Bridal shows should be a part of your marketing plan because they are extremely important to the wedding industry. It’s the best way to get couples away from their computer screens and face to face with you. Unfortunately, many wedding professionals, including DJs, are under the impression that solely participating in the bridal show leads to bookings. Hopefully this article will clear up some misconceptions and give you an action plan to get the best return from bridal show participation.
- Bigger isn’t always better.
The prospect of vending at a show with thousands of attendees can be exciting and lead you to think that you’ll have more prospects and bookings. But it’s often the smaller bridal shows that offer you a greater possibility of making quality contacts with potential clients. Always be mindful of the shows ratio. If the show has 75 attendees, there shouldn’t be 40 vendors exhibiting. There’s just not enough opportunity there and everyone will scramble to meet every single attendee. That’s an unhealthy ratio and the ratio you should work with is no less than 4 to 1.
Here are two alternatives to give you higher visibility at a small show and get the best ROI:
- Mock Wedding
This showcase invites a smaller group to experience what it would like to be a guest at their own wedding. It is a collaboration of wedding professionals who simulate the entire experience but narrate as it is being done. At that type of event, there is usually exclusivity among vendors and a well-executed event can create a high percentage of attendees hiring many of the attending vendors.
- Wedding Seminar Event
If you’re part a seminar event that educates couples about wedding planning, you are being perceived as an expert while showcasing your services or products. You may have a small attendance but book a high percentage of the attendees.

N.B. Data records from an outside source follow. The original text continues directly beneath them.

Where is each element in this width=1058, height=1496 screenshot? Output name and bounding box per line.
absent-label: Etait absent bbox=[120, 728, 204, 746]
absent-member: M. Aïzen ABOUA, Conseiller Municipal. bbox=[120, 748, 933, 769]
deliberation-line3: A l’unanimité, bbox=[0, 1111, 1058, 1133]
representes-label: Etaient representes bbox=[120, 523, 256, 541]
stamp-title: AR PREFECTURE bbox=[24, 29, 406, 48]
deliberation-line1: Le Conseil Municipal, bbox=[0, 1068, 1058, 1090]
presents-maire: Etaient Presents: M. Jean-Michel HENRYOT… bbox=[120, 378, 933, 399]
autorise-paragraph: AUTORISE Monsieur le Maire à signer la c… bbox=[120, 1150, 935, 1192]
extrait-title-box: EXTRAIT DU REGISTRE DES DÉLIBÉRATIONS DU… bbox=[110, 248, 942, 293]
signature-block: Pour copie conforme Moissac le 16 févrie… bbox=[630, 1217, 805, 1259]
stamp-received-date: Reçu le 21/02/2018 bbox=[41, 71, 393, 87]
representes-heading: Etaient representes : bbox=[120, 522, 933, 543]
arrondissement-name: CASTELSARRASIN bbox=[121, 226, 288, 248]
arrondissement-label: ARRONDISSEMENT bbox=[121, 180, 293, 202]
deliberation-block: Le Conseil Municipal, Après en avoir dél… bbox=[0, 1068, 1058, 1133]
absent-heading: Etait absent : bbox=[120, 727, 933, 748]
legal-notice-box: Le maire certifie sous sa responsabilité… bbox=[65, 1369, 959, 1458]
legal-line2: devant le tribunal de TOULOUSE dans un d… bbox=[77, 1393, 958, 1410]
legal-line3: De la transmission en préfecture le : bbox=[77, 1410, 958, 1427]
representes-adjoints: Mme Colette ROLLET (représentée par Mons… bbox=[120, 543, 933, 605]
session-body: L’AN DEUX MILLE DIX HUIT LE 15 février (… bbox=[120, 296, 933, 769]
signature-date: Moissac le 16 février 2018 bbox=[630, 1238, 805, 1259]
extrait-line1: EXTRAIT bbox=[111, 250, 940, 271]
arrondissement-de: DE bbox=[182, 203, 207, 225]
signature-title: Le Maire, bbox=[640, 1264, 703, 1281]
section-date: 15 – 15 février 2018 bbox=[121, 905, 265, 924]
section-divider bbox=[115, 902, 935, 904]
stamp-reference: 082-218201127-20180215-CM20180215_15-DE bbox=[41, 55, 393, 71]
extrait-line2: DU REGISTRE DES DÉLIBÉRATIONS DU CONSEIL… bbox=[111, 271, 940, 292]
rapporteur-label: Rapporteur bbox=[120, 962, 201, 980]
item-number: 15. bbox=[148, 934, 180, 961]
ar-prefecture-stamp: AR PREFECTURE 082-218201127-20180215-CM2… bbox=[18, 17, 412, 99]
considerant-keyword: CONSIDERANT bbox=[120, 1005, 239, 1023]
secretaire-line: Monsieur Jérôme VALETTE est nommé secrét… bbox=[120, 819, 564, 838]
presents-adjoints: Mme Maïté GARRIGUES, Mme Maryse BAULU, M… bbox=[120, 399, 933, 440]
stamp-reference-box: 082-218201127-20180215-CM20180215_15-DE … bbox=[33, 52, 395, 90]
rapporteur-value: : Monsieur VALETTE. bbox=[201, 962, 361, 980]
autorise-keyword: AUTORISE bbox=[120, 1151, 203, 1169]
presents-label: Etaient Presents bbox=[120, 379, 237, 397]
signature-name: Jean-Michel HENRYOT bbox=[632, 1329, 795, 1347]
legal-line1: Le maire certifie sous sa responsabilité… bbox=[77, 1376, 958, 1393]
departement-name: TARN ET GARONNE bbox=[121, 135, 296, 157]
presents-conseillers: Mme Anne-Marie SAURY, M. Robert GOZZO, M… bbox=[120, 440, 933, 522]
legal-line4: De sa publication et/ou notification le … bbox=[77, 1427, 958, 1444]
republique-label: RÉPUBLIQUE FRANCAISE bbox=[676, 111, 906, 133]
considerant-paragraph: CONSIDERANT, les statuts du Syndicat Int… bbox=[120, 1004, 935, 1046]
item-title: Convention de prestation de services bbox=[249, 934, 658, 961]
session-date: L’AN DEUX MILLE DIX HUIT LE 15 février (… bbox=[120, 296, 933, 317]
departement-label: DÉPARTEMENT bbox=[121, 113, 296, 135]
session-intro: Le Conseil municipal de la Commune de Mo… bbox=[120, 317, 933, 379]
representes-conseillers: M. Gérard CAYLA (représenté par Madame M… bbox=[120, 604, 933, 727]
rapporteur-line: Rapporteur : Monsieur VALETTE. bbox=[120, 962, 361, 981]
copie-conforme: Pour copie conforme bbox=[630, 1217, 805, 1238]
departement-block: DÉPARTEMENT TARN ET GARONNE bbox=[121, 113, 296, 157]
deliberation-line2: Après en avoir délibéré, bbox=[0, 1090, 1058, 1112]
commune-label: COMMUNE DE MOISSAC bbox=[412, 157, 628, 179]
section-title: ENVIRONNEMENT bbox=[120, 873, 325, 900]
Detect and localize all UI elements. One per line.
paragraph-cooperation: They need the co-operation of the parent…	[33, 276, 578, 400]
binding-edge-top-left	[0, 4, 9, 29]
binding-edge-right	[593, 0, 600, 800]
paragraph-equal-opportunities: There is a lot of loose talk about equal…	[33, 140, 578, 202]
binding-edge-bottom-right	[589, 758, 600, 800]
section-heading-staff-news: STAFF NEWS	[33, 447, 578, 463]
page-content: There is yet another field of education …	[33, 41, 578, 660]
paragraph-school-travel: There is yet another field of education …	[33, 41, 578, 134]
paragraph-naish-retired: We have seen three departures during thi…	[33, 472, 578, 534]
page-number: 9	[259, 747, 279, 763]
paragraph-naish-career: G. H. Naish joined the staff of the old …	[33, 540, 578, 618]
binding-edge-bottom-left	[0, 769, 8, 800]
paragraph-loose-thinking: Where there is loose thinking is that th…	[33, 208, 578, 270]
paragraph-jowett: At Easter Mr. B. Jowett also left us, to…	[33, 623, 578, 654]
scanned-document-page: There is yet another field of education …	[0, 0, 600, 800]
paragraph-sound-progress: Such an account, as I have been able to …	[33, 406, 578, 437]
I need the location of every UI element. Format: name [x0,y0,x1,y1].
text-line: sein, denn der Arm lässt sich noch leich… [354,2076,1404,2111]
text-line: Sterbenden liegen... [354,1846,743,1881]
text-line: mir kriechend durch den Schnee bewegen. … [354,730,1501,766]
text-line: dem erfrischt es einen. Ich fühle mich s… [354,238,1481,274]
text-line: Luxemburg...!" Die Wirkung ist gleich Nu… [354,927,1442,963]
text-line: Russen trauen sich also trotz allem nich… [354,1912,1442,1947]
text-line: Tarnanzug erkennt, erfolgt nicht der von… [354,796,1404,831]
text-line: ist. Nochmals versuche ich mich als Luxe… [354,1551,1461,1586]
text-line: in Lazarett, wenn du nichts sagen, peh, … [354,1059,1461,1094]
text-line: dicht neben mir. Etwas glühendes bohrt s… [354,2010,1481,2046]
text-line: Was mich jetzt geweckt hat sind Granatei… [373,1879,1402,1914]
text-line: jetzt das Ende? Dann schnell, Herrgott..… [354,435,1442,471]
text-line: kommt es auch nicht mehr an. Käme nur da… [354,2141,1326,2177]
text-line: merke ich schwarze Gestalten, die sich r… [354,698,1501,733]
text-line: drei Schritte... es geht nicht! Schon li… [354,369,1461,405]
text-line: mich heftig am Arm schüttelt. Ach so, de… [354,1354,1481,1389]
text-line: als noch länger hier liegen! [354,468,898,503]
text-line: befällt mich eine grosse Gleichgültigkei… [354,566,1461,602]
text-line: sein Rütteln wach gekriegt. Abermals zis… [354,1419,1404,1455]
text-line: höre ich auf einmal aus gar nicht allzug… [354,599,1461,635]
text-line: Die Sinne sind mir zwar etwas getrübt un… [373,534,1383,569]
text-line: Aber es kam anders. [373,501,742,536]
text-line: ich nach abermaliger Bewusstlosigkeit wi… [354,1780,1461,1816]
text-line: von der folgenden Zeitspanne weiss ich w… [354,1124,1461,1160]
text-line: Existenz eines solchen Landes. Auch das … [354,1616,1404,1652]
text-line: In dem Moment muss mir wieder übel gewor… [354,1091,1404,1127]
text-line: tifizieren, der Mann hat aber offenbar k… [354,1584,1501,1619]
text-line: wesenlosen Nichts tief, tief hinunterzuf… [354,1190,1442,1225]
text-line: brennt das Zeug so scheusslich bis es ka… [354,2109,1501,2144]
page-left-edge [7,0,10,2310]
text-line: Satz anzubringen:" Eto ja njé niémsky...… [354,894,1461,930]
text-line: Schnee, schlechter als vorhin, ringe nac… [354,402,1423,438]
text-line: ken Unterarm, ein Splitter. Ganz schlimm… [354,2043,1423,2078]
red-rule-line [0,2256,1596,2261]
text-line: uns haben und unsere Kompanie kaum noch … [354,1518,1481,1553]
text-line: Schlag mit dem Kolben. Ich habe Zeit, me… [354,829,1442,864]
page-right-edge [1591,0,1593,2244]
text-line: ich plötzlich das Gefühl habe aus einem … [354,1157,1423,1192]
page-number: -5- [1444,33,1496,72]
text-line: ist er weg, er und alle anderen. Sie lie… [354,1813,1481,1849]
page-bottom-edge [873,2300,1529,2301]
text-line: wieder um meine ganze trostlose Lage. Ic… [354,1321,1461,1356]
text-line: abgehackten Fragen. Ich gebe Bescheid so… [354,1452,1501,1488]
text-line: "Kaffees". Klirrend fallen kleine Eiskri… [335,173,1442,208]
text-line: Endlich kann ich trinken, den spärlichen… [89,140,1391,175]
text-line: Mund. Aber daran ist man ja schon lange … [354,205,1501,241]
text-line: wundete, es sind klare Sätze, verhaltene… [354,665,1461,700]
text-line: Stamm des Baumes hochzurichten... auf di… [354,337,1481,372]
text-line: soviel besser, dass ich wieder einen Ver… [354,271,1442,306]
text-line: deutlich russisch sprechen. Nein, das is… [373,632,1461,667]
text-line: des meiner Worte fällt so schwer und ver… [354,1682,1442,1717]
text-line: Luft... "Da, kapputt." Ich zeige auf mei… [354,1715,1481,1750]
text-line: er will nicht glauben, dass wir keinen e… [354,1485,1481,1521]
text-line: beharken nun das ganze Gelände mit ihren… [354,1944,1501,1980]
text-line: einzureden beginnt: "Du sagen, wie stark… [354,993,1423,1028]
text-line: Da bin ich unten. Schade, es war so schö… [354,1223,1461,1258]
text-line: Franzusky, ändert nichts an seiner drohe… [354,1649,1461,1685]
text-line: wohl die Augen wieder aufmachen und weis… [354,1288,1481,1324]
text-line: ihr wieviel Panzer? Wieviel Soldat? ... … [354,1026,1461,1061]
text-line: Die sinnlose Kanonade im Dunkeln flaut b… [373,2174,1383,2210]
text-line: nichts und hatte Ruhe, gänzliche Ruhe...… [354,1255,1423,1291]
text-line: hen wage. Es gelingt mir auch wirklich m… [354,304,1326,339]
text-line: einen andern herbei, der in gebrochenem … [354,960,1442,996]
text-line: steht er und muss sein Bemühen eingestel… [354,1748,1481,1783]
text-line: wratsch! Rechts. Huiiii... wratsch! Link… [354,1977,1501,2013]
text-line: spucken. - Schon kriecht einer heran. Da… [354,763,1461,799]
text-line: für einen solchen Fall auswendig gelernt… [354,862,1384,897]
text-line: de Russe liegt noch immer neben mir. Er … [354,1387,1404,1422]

These two alternatives can give you an upper hand and a better ROI. And now we can clear up the second misconception of bridal shows.
- Brides will remember me from the show and contact me when they’re ready to book.
No. Just no. Many DJ’s make that mistake and fail to do the necessary follow-up to maximize the amount of business from show participation. It’s important to have a strategy in place.
Simply start with deciding how you’re going to promote your business in your vendor spot. You want to do something that is clever and makes you stand out. But it’s also just as important to do something that can be referenced in follow up emails and marketing efforts to the mailing list you compiled at your booth. It’s especially important that you know who visited your booth and even a little information about them that you can reference in your email. Personalization is key.
Here’s an idea; give away a doors hanger that says “Just Married – Go Away.” It’ll get a laugh from your booth visitors, but it’ll also make you stand out and build instant rapport, giving you a good chance of getting the appointment to investigate your services. Another idea is to give the bride or groom a chance to stand behind the turntables. Getting them in on the action can be exciting and also is memorable.
3. All brides that attend bridal shows are just beginning the wedding planning.
False. There isn’t a pattern as to when or why an engaged person attends a bridal show. Some people are just there for the swag and prizes and have no intention of booking any vendor services. That’s just reality. But others may be there to see you live DJing or see a local band they want to hire.
Some attendees haven’t even set a date while others are already planned their ceremony and reception. As anyone in the wedding industry knows, there is great disparity in the planning time and order of services accomplished by individuals.
To maximize the benefit of show participation, a commitment must be made to do an integrated follow-up campaign, combining email, social media, and even mail marketing. And pay close attention to the quality of your emails and marketing efforts after the show. That can greatly impact your ROI.
So now that you’re aware of these misconceptions, it’s time to take some action. Never book a show that has an attendee/vendor ratio of less than 4 to 1. Get creative with your booth and take the opportunity to connect with your potential clients. Make sure that your follow-up is strong and can even reference individuals to make them feel special. All of these will help you get a better return from vending at bridal shows.